Warum lässt Gott so etwas zu - Ihn von seiner Familie zu trennen? Walter hat kein Geld für die lange Behandlung aber wir können ihn so nicht laufen lassen. - Er hat eine Frau und zwei Kinder zu Hause. Was soll das?
Walter erzählt sein Leben:
Sein Vater ist Taxifahrer an der Küste, aber interessiert sich nicht für die zwei Kinder. Mit 11 Jahren kommt Walter auf eine andere Schule und eine andere Umgebung und einen „anderen Freundeskreis. Er beginnt mit Stehlen und wird mehrfach erwischt. Er lernt, es besser zu machen und gerät in die Drogenszene. Schließlich landet er wegen Mordes im Knast - 11 Jahre. Danach sieht es nur kurze Zeit besser aus.
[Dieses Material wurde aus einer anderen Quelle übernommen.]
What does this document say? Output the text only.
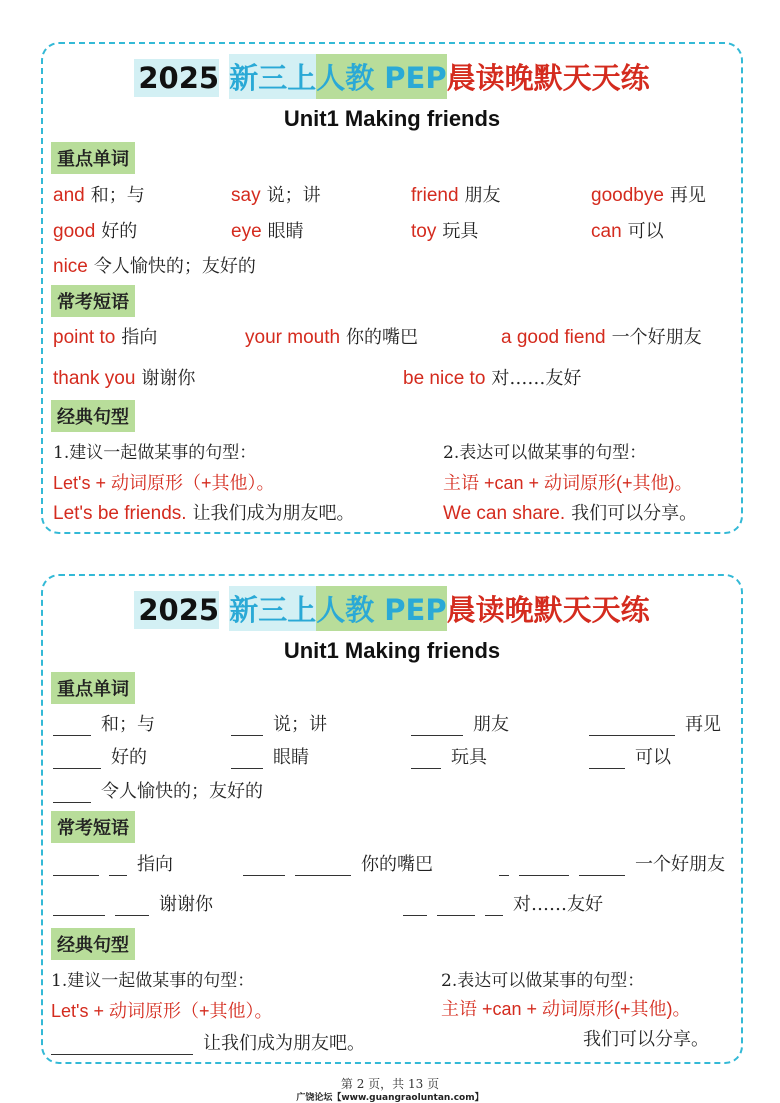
2025 新三上人教 PEP晨读晚默天天练
Unit1 Making friends
重点单词
and 和；与	say 说；讲	friend 朋友	goodbye 再见
good 好的	eye 眼睛	toy 玩具	can 可以
nice 令人愉快的；友好的
常考短语
point to 指向	your mouth 你的嘴巴	a good fiend 一个好朋友
thank you 谢谢你	be nice to 对……友好
经典句型
1.建议一起做某事的句型：	2.表达可以做某事的句型：
Let's + 动词原形（+其他）。	主语 +can + 动词原形(+其他)。
Let's be friends. 让我们成为朋友吧。	We can share. 我们可以分享。
2025 新三上人教 PEP晨读晚默天天练
Unit1 Making friends
重点单词
和；与	说；讲	朋友	再见
好的	眼睛	玩具	可以
令人愉快的；友好的
常考短语
指向	你的嘴巴	一个好朋友
谢谢你	对……友好
经典句型
1.建议一起做某事的句型：	2.表达可以做某事的句型：
Let's + 动词原形（+其他）。	主语 +can + 动词原形(+其他)。
让我们成为朋友吧。	我们可以分享。
第 2 页，共 13 页
广饶论坛【www.guangraoluntan.com】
Es gibt bessere und weniger bessere Zeiten, als er im Oriente Drogen verkauft. Mittlerweile ist er verheiratet und hat zwei Kinder. Die Drogenkonkurrenz fordert ihre Opfer. Und da macht man mit der Konkurrenz kurzen Prozess. Er wird inmitten einer Gruppe von einem PKW bewusst angefahren. Seine Frau leidet heute noch an einer Beckenfraktur mit Blasenruptur und anderen Verletzungen. Sie kann sich mit Gehstützen mühsam bewegen. Er hat "zum Glück" nur beide Oberschenkel gebrochen aber eben mit kostenreichen Komplikationen.

Jetzt erzählt er uns seine wirkliche Geschichte. In seinem Gefängnisaufenthalt in der Hafenstadt Guayaquil kamen Christen ins Gefängnis und hielten Gottesdienste ab, in denen sie zu einer Glaubensentscheidung ermutigten. Er war dabei. Doch das Begonnene verflachte und er begann sich erneut in der Drogenwelt zu engagieren, die den schnellen und sicheren Reichtum verspricht. Dann kam die Ernüchterung. Man wollte ihn schnell beseitigen aber es klappte nicht. Walter weiß: Da hat ihn Gott bewahrt. Jetzt wird jemand einwenden: "Sollen wir Drogendealer etwa noch finanziell begünstigen und von Spendengeldern finanzieren? Wer gibt uns die Garantie, dass er nicht wieder rückfällig wird?" Wir können es nicht. Deswegen müssen wir vielleicht über 6 Wochen einen Menschen begleiten und prüfen, ob es ihm wirklich ernst mit dem Wechsel ist. Eine endgültige Garantie kann ich noch nicht einmal für mich selbst abgeben. Es kann sein, dass die Spendengelder zum Fenster rausgeworfen werden. Aber wir spüren, dass es Walter ernst mit seiner Entscheidung ist und dass er andere spontan anspricht, nicht den Weg der Drogen und des leichten Geldes zu gehen. Er sieht die Menschen, die in Gefahr sind viel eher als wir es könnten. Er lebte in dieser Szene - viele Jahre lang.